Nicolas Herrmann was no stranger to this. But there was something that he figured out along the way. He figured out how to walk in peace. To have peace with you, whether you are washing dishes or in prayer, is something I want to learn. I drift away from it so often and have so much to learn about living this way. This man, also known as Brother Lawrence, “lived his life, as though he were a singing pilgrim on the march.” (The Practice of the Presence of God)

The purpose of this trip to Turkey is to go on a pilgrimage called the Footsteps of Paul. We will be traveling throughout Turkey and Greece to walk where the Apostle Paul has gone before. I hope our travels teach us to walk in the peace of His presence. To learn from those gone before us. I hope as I share the journey, you too will be inspired as we learn together.

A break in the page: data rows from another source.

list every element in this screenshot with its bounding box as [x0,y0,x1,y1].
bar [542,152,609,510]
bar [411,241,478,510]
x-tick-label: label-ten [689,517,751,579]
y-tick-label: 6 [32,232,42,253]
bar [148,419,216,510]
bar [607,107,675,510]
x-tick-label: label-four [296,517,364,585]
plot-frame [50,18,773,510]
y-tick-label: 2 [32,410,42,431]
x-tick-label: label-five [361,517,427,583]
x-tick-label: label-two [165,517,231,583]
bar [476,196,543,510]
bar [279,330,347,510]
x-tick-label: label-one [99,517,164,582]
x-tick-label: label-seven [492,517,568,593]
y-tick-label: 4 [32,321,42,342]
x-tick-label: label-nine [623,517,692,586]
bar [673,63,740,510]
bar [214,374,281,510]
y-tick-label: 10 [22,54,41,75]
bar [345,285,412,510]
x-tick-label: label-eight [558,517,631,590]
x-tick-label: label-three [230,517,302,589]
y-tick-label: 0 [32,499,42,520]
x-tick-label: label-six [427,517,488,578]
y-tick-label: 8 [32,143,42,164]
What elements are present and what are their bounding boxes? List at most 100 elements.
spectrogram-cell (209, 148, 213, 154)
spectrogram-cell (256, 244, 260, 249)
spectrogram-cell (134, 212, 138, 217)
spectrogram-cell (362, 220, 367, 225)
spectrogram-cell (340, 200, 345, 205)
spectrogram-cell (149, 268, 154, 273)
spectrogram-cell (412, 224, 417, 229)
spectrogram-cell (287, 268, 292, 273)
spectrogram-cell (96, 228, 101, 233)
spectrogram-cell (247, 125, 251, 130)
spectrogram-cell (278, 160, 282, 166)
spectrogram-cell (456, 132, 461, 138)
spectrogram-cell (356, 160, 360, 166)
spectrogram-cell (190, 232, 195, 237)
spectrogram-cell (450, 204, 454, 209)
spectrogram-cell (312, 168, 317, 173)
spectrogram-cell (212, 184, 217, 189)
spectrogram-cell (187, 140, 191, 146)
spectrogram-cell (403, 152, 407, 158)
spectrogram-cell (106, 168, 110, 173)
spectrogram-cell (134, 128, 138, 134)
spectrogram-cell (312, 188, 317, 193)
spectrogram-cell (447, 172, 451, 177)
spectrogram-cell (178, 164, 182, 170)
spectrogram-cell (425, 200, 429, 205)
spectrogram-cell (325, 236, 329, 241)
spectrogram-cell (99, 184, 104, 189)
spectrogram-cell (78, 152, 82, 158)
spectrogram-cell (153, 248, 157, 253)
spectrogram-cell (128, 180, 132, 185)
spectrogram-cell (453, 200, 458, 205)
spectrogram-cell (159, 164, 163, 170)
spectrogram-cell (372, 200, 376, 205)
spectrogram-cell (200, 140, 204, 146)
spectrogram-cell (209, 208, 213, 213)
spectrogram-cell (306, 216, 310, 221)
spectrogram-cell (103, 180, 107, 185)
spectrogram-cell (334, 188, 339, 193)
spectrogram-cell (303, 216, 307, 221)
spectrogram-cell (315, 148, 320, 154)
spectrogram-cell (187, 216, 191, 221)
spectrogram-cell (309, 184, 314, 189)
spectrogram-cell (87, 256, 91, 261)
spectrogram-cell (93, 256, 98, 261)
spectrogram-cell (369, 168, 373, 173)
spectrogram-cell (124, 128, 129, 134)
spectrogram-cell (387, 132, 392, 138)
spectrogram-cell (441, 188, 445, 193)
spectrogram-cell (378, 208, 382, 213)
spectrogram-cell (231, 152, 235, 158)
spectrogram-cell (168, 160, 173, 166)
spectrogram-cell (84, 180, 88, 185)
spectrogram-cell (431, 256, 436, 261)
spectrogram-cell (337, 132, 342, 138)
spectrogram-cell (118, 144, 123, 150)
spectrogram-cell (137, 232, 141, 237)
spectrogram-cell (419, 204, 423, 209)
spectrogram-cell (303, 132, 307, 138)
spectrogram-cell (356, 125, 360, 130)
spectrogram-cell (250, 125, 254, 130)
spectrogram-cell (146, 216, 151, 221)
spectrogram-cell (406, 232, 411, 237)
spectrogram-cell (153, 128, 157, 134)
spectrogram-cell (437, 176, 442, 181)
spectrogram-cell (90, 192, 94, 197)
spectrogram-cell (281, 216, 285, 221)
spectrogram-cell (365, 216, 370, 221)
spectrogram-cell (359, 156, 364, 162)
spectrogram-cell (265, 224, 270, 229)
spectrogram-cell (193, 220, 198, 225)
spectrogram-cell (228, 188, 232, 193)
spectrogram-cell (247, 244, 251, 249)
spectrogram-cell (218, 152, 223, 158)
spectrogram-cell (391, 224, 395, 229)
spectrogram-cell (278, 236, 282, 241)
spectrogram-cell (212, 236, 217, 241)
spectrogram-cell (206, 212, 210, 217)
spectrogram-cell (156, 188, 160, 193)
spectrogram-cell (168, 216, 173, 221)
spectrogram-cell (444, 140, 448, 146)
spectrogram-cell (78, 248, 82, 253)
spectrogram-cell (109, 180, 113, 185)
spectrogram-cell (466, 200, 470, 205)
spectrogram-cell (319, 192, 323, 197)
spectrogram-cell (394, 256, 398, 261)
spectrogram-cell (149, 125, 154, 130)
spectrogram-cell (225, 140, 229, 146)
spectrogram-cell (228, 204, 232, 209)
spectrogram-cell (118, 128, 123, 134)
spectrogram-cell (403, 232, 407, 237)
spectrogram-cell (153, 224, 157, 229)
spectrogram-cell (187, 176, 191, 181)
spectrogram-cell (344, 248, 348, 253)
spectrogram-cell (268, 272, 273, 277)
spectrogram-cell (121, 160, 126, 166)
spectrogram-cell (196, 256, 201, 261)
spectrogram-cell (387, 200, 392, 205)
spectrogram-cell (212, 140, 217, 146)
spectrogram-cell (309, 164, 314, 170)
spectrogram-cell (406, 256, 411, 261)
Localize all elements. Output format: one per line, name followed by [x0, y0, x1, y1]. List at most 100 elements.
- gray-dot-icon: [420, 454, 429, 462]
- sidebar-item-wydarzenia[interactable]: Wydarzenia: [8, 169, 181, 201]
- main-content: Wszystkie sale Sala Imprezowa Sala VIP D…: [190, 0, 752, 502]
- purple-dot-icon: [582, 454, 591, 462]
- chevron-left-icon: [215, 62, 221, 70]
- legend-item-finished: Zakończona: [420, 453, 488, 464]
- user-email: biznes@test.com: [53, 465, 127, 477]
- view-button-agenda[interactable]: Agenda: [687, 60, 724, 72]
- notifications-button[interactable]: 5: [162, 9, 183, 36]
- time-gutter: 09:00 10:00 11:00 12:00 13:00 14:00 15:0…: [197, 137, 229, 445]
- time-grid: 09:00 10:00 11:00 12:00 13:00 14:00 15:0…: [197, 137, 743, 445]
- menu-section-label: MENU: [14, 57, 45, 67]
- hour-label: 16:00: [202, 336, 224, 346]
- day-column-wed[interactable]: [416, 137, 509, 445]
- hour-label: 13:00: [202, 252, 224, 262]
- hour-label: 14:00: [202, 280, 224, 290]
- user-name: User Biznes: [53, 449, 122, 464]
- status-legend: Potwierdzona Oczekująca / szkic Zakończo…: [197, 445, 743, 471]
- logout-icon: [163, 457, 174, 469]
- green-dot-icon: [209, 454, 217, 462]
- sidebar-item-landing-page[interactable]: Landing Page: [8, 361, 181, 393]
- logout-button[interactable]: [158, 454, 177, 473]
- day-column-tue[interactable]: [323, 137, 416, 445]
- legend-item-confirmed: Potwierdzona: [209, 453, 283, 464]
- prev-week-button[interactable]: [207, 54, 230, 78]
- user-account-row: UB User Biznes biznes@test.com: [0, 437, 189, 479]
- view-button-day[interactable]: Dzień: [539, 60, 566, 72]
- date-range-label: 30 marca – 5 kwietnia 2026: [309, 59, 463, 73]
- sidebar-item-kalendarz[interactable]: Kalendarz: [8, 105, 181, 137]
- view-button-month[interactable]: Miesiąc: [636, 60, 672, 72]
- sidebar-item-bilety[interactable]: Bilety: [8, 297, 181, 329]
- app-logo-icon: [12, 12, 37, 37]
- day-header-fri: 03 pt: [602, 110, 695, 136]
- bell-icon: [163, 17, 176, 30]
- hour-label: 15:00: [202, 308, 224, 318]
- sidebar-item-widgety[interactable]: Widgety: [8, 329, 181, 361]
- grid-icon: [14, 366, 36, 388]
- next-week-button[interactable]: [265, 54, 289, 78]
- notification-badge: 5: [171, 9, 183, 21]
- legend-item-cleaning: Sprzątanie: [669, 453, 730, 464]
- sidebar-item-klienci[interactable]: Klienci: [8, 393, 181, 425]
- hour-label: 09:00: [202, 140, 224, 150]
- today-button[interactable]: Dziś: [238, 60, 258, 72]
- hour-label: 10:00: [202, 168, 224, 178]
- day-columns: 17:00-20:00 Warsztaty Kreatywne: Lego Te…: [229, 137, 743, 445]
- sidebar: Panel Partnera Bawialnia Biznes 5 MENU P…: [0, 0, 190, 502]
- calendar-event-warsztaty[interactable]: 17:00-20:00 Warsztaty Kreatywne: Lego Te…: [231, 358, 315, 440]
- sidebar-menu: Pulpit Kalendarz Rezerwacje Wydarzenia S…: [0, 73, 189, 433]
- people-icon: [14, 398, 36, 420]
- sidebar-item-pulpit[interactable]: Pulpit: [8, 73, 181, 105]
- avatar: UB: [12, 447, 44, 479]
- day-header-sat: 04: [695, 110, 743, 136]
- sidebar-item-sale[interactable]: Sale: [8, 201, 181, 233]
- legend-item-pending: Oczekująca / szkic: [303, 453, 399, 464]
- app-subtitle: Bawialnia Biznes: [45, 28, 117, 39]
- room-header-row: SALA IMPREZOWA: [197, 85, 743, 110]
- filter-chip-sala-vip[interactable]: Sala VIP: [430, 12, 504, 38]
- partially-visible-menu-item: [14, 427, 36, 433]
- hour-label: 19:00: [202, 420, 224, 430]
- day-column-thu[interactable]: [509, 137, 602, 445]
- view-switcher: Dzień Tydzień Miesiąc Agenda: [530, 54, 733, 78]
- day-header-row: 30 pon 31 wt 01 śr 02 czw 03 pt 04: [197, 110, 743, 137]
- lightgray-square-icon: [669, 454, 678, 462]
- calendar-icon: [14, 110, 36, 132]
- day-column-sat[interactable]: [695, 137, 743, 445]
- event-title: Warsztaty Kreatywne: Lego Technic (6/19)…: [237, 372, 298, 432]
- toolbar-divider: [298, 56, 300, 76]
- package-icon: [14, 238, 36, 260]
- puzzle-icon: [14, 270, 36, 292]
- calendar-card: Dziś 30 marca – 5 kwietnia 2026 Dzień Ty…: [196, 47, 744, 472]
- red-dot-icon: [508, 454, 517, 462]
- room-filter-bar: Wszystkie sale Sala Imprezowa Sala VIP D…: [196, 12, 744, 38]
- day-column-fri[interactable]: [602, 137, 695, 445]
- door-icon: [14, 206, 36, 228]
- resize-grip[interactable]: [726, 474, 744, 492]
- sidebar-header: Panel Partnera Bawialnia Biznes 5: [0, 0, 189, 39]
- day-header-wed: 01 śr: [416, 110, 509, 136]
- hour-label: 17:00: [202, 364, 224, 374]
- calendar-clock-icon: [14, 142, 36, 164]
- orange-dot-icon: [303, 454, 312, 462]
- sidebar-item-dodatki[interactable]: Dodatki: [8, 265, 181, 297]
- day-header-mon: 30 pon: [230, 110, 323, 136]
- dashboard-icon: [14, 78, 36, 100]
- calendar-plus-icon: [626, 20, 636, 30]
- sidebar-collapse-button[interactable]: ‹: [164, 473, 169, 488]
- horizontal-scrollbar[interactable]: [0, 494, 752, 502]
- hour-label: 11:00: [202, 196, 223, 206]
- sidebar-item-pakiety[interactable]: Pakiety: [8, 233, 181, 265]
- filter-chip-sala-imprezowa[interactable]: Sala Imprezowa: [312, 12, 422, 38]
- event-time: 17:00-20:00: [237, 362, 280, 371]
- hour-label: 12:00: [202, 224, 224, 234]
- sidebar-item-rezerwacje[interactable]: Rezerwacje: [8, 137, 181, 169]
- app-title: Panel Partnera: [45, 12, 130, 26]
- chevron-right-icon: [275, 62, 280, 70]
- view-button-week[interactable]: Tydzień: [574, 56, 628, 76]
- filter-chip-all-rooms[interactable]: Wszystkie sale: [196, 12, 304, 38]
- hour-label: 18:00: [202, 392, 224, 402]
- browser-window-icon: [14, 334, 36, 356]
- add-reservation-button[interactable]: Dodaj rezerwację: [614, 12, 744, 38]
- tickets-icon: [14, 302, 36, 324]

Thanks for walking with me. For being on this life pilgrimage too. For not giving up. I wrote in my journal this morning:

Still wondering

Still hurting

Still healing

Still walking

As I sit in the courtyard of our hotel here in Turkey, I am hopeful that as we move along, we will learn how to settle into that place called peace as those who have gone before us have done. And we would know without hesitation, that everything is going to be worked out as long as we are still walking.